SANGHYANG Tunggal mempunyai tiga anak yakni Sanghyang Antaga, Sanghyang Ismaya dan Sanghyang Manikmaya.
Mereka dicipta dari sebutir telur. Kulitnya menjadi Antaga atau Togog. Putihnya menjadi Ismaya atau Semar dan kuningnya menjadi Manikmaya atau Batara Guru.
Mereka berebut ingin menguasai Kahyangan. Maka diadakan perlombaan. Siapa yang bisa menelan gunung dan mengeluarkannya maka dia yang menang.
Antaga berusaha menelan tapi gagal. Maka mulut Togog lebar matanya melotot mehanan sakit. Ismaya berhasil menelan tetapi tidak bisa mengeluarkan.
Maka perutnya besar dan matanya berair manahan beban. Manikmaya berhasil menelan dan mengeluarkannya. Dia diberi kuasa memerintah Kahyangan.
Antaga dan Ismaya menjelma menjadi punakawan para ksatria di dunia. Puna artinya paham, mengerti, mengenal dan tahu segala sesuatu.
Kawan artinya sahabat. Punakawan berarti sahabat yang mengetahui dan mengenal, mampu menolong dan memberi nasehat dalam suka dan duka.
Punakawan juga disebut “Batur” pangembating catur, artinya teman diskusi, tempat bertanya dan mencari solusi. Punakawan menjadi abdi setia bagi tuannya dan para ksatria.
Yesus berkata tentang misiNya ke Yerusalem yakni memanggul salib, dihukum oleh para tua-tua dan harus menderita dan mati.
Tetapi para murid justru berebut tentang siapa yang akan ikut berkuasa. Ibu Zebedeus sudah meminta untuk posisi anak-anaknya. Satu di sebelah kanan, satu lagi di sebelah kiri. Mereka ingin berkuasa.
Tetapi Yesus memberi syarat, yakni harus bisa minum cawan seperti yang diminum Yesus. artinya mau menderita mati seperti Yesus.
Seperti Togog, Semar dan Batara Guru yang harus berlomba, demikian pun mereka harus memenuhi persyaratan Yesus.
Para murid yang lain marah karena mungkin mereka tidak kebagian kuasa. Dalam situasi kacau rebutan kekuasaan itu,
Yesus memberi pengajaran kepada murid-muridNya. “Barangsiapa ingin menjadi besar diantara kamu, hendaklah ia menjadi pelayanmu, dan barangsiapa ingin menjadi terkemuka di antara kamu, hendaklah ia menjadi hambamu. Sama seperti Anak Manusia datang bukan untuk dilayani, melainkan untuk melayani , dan untuk memberikan nyawanya menjadi tebusan bagi banyak orang.”

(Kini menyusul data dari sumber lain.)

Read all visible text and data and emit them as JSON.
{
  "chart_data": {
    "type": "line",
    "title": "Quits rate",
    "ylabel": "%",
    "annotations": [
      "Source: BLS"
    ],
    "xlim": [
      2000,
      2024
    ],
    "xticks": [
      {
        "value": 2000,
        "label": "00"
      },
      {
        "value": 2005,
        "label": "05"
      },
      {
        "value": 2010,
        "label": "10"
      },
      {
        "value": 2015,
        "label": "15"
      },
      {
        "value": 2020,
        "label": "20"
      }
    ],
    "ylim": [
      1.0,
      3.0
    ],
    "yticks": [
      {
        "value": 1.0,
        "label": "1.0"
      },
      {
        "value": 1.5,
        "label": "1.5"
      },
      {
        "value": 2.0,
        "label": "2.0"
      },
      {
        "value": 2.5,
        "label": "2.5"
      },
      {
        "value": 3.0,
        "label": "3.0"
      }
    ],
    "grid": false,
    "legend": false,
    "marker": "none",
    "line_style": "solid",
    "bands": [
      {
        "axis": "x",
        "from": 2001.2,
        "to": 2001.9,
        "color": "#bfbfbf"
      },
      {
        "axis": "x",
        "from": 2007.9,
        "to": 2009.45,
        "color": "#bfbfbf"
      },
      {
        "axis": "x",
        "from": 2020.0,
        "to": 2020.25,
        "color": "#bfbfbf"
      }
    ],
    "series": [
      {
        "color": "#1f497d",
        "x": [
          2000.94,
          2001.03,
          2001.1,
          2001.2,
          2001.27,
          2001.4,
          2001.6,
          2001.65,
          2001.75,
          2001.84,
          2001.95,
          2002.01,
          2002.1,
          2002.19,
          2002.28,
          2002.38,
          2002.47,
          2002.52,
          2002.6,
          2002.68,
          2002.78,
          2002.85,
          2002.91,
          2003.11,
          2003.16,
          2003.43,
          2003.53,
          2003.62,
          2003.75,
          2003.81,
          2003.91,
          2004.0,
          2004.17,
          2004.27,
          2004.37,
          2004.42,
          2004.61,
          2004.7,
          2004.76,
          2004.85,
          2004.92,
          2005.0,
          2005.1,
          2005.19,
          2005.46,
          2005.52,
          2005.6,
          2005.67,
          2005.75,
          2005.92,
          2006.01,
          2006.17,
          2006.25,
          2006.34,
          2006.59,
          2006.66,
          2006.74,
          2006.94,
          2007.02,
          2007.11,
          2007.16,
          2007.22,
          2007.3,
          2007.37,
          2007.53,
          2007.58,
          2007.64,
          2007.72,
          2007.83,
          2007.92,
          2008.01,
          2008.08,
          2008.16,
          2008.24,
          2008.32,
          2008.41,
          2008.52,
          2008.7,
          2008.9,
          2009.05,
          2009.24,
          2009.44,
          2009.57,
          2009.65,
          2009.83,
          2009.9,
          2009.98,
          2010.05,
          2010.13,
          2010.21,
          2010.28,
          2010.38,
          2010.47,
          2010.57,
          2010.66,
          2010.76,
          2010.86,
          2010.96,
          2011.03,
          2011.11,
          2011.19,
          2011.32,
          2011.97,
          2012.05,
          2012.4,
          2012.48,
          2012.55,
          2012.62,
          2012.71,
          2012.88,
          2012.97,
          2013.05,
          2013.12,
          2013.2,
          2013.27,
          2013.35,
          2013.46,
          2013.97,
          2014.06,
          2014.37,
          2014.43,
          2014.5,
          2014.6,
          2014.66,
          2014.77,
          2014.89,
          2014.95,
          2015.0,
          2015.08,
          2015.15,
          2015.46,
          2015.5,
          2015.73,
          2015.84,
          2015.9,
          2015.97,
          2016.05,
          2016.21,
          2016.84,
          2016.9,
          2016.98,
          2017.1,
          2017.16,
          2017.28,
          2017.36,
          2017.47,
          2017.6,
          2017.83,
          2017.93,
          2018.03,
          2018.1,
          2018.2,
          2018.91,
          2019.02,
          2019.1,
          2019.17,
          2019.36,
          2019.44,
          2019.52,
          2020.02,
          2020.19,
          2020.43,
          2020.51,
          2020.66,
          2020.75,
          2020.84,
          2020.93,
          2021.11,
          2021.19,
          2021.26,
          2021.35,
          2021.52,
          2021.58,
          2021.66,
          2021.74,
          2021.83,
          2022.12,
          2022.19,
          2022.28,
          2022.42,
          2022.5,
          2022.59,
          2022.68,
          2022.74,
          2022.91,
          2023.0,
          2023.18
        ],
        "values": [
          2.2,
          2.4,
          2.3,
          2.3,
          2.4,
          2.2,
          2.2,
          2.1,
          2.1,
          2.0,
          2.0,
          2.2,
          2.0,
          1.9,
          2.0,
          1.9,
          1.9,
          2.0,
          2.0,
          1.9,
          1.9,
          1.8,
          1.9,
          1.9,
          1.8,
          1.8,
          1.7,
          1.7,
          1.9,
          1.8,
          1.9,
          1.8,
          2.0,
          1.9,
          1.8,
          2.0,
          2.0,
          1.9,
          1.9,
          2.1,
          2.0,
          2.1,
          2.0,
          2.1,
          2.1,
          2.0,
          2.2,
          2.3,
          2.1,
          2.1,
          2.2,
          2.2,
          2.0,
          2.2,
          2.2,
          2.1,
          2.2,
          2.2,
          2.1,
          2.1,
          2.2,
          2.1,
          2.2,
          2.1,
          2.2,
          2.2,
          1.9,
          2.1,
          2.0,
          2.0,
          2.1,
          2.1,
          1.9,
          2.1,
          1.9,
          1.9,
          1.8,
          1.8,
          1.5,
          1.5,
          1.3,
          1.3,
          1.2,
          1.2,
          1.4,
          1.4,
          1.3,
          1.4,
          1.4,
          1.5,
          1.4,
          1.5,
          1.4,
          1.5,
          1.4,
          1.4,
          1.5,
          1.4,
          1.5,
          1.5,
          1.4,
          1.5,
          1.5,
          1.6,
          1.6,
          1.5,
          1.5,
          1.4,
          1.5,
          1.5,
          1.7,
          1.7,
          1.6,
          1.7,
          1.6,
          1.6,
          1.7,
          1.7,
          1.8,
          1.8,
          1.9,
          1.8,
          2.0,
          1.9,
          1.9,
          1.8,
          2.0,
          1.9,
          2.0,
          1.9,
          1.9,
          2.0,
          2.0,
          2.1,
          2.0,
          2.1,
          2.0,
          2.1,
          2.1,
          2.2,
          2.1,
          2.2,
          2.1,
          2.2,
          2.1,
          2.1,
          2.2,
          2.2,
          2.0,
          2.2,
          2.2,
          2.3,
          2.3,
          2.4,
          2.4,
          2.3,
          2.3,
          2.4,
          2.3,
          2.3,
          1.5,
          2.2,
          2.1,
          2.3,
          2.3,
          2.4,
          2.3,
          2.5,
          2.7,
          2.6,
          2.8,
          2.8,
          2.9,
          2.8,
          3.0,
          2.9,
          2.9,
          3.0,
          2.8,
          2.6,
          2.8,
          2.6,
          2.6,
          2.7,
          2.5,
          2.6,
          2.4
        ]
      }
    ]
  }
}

Sekali lagi kualitas pribadi terletak dalam pelayanan dan pengabdian, bukan pada jabatan, status atau kekuasaan apalagi materi atau kekayaan.
Semar walaupun badan dan mukanya jelek, orangnya miskin tetapi dihormati oleh semua ksatria di bumi. Dialah abdi yang setia bagi siapapun. Maukah kita menjadi abdi?
Di teras rumah menikmati kopi di saat senja.
Ditemani tahu pong dan buah mangga.
Barangsiapa ingin menjadi besar dan terkemuka.
Hendaklah ia mau menjadi pelayan dan hamba.